6 Processing Indexed Files

In some cases applications wish to process small portions of large SGML, XML or RDF files. For example, the OpenDirectory project by Netscape has produced a 90MB RDF file representing the main index. The parser described here can process this document as a unit, but loading takes 85 seconds on a Pentium-II 450 and the resulting term requires about 70MB global stack. One option is to process the entire document and output it as a Prolog fact-base of RDF triplets, but in many cases this is undesirable. Another example is a large SGML file containing online documentation. The application normally wishes to provide only small portions at a time to the user. Loading the entire document into memory is then undesirable.

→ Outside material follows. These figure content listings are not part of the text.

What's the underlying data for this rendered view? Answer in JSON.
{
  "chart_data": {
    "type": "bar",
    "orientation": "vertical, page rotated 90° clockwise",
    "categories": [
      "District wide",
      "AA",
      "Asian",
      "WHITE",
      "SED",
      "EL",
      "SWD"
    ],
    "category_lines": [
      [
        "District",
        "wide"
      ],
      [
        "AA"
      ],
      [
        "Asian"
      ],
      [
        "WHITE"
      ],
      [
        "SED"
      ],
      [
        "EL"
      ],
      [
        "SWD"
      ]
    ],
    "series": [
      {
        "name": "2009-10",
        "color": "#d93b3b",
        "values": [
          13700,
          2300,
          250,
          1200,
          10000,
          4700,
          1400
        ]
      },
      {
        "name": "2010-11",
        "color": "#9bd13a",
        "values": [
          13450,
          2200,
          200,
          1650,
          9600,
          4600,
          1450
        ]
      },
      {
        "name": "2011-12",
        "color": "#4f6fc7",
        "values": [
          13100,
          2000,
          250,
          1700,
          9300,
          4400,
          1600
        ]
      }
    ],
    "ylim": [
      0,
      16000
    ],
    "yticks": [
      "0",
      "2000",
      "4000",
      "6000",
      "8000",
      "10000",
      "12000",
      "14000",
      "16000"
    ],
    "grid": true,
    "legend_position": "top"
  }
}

Using the parse(element) option, we open a file, seek (using seek/4) to the position of the element and read the desired element.

The index can be built using the call-back interface of sgml_parse/2. For example, the following code makes an index of the structure.rdf file of the OpenDirectory project:

:- dynamic
        location/3.                     % Id, File, Offset

rdf_index(File) :-
        retractall(location(_,_)),
        open(File, read, In, [type(binary)]),
        new_sgml_parser(Parser, []),
        set_sgml_parser(Parser, file(File)),
        set_sgml_parser(Parser, dialect(xml)),
        sgml_parse(Parser,
                   [ source(In),
                     call(begin, index_on_begin)
                   ]),
        close(In).

index_on_begin(_Element, Attributes, Parser) :-
        memberchk('r:id'=Id, Attributes),
        get_sgml_parser(Parser, charpos(Offset)),
        get_sgml_parser(Parser, file(File)),
        assert(location(Id, File, Offset)).

The following code extracts the RDF element with required id:

rdf_element(Id, Term) :-
        location(Id, File, Offset),
        load_structure(File, Term,
                       [ dialect(xml),
                         offset(Offset),
                         parse(element)
                       ]).